Un procès pour l’exemple ?

Mais de l’autre côté du tribunal, là où se trouvaient le 26 janvier les avocates de l’association L 214 et de la Société Protectrice des Animaux qui s’est portée partie civile, on n’était pas d’accord. « Cet élevage, c’est comme dans 75% des élevages en France, un élevage intensif où les animaux sont dans un milieu extrêmement pauvre dont ils ne sortiront jamais, où l’adaptation de l’animal aux contraintes prime » estimait Maître Caroline Lanty.
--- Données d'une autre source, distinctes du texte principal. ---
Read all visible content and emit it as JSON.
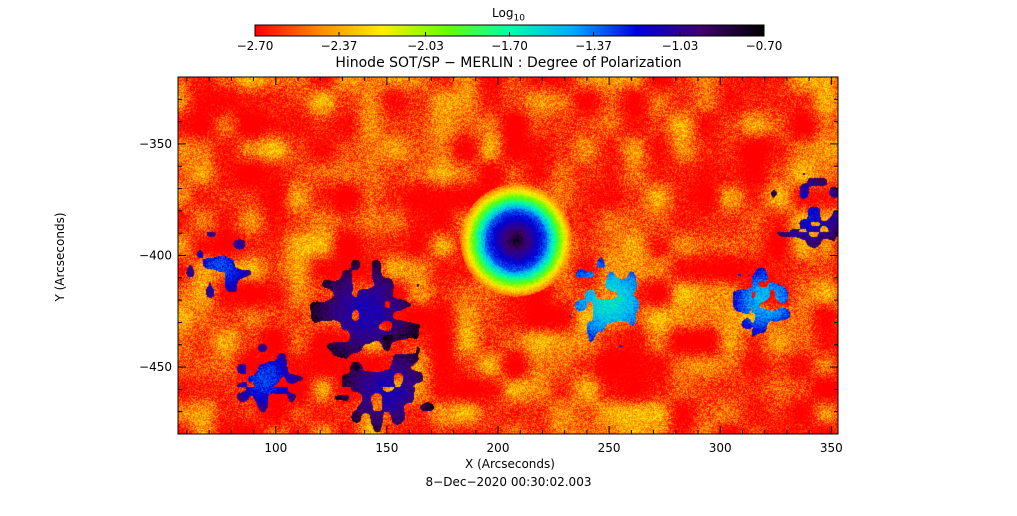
{
  "chart_data": {
    "type": "heatmap",
    "title": "Hinode SOT/SP − MERLIN : Degree of Polarization",
    "xlabel": "X (Arcseconds)",
    "ylabel": "Y (Arcseconds)",
    "xlim": [
      56,
      353
    ],
    "ylim": [
      -480,
      -320
    ],
    "xticks": [
      100,
      150,
      200,
      250,
      300,
      350
    ],
    "yticks": [
      -350,
      -400,
      -450
    ],
    "xtick_labels": [
      "100",
      "150",
      "200",
      "250",
      "300",
      "350"
    ],
    "ytick_labels": [
      "−350",
      "−400",
      "−450"
    ],
    "timestamp": "8−Dec−2020 00:30:02.003",
    "colorbar": {
      "title_base": "Log",
      "title_sub": "10",
      "range": [
        -2.7,
        -0.7
      ],
      "colormap": "rainbow-reversed",
      "stops": [
        "#ff0000",
        "#ff8800",
        "#ffee00",
        "#66ff00",
        "#00ffaa",
        "#00aaff",
        "#0000dd",
        "#400070",
        "#000000"
      ],
      "ticks": [
        -2.7,
        -2.37,
        -2.03,
        -1.7,
        -1.37,
        -1.03,
        -0.7
      ],
      "tick_labels": [
        "−2.70",
        "−2.37",
        "−2.03",
        "−1.70",
        "−1.37",
        "−1.03",
        "−0.70"
      ]
    },
    "features": [
      {
        "kind": "sunspot",
        "x": 208,
        "y": -393,
        "radius": 14,
        "peak": -0.75
      },
      {
        "kind": "plage",
        "x": 140,
        "y": -425,
        "spread": 20,
        "peak": -1.1
      },
      {
        "kind": "plage",
        "x": 150,
        "y": -460,
        "spread": 18,
        "peak": -1.1
      },
      {
        "kind": "plage",
        "x": 95,
        "y": -455,
        "spread": 12,
        "peak": -1.3
      },
      {
        "kind": "plage",
        "x": 75,
        "y": -405,
        "spread": 12,
        "peak": -1.3
      },
      {
        "kind": "plage",
        "x": 340,
        "y": -380,
        "spread": 14,
        "peak": -1.2
      },
      {
        "kind": "plage",
        "x": 250,
        "y": -420,
        "spread": 15,
        "peak": -1.6
      },
      {
        "kind": "plage",
        "x": 320,
        "y": -420,
        "spread": 12,
        "peak": -1.5
      }
    ],
    "background_level": -2.6
  }
}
Et de pointer à nouveaux les faits reprochés : l’absence d’un accès permanent à de l’eau fraîche, l’absence de soins et le fait de ne pas isoler les animaux malades, des installations qui ne seraient pas conformes (des caillebotis aux fentes trop larges où les animaux les plus jeunes se bloqueraient les pattes avant de mourir), la coupe des queues sans anesthésie. C’est toute cette souffrance animale que l’association L214 a voulu dénoncer devant la justice en demandant 3 000 € au titre de son préjudice moral. Sa consœur Anne-Charlotte Boudet pour la SPA a repris les mêmes arguments, demandant 2 000 euros au titre du préjudice moral et souhaitant une peine complémentaire d’interdiction de détenir des animaux pendant 3 ans, ce qui a déclenché quelques réactions parmi la vingtaine d’éleveurs présents dans la salle pour soutenir les frères de Roover.  

Des réquisitions suivies

Le procureur de la République commençait par dresser un tableau moins sombre : « Des correctifs sont intervenus, le GAEC a su réagir, quelque chose a été pris en compte mais avec beaucoup de retard puisque le texte de base est un arrêté de 2003. Les infractions sont caractérisées et ne sont pas contestées, mais il y a eu une marge de progression ». Puis il s’interrogeait sur la nécessité de couper les queues des cochons, doit-elle être systématique ? Ce qui l’amène à demander une peine d’avertissement : 3 750 euros maximum avec sursis pour les 2 contraventions de 4ème classe pour le manque d’eau et les mauvais soins. Pour le délit de maltraitance constitué par la coupe des queues, il demandait une peine de 50 000 euros dont 30 000 avec sursis, mais écarte la demande confiscation des animaux. Enfin il appuyait pour le rejet concernant la non-conservation des cadavres dans un bac réfrigéré, une exploitation n’étant pas soumise aux règles qui s’imposent aux équarisseurs.  

Pierre Morrier, l’avocat des frères Roover et du Gaec plaçait lors de l'audience le débat sur le terrain d’une lutte engagées par L 214 contre l’élevage intensif et la consommation de viande : « Il ne s’agit pas de sacrifier les 3 frères Roover, c’est pourquoi je vous demande de relaxer le GAEC de Roover » concluait-il devant le tribunal.  « J’ai bien compris que je risque 50 000 euros, c’est faramineux. Je pense à la pression que ça va mettre aux autres éleveurs. C’est dommage pour la jeune génération, auront-ils envie de venir ? Ou alors on va se retrouver avec de la viande qui viendra de l’étranger » a dit, dépité, Pascal de Roover à la sortie. Le Gaec a décidé de faire appel de cette décision.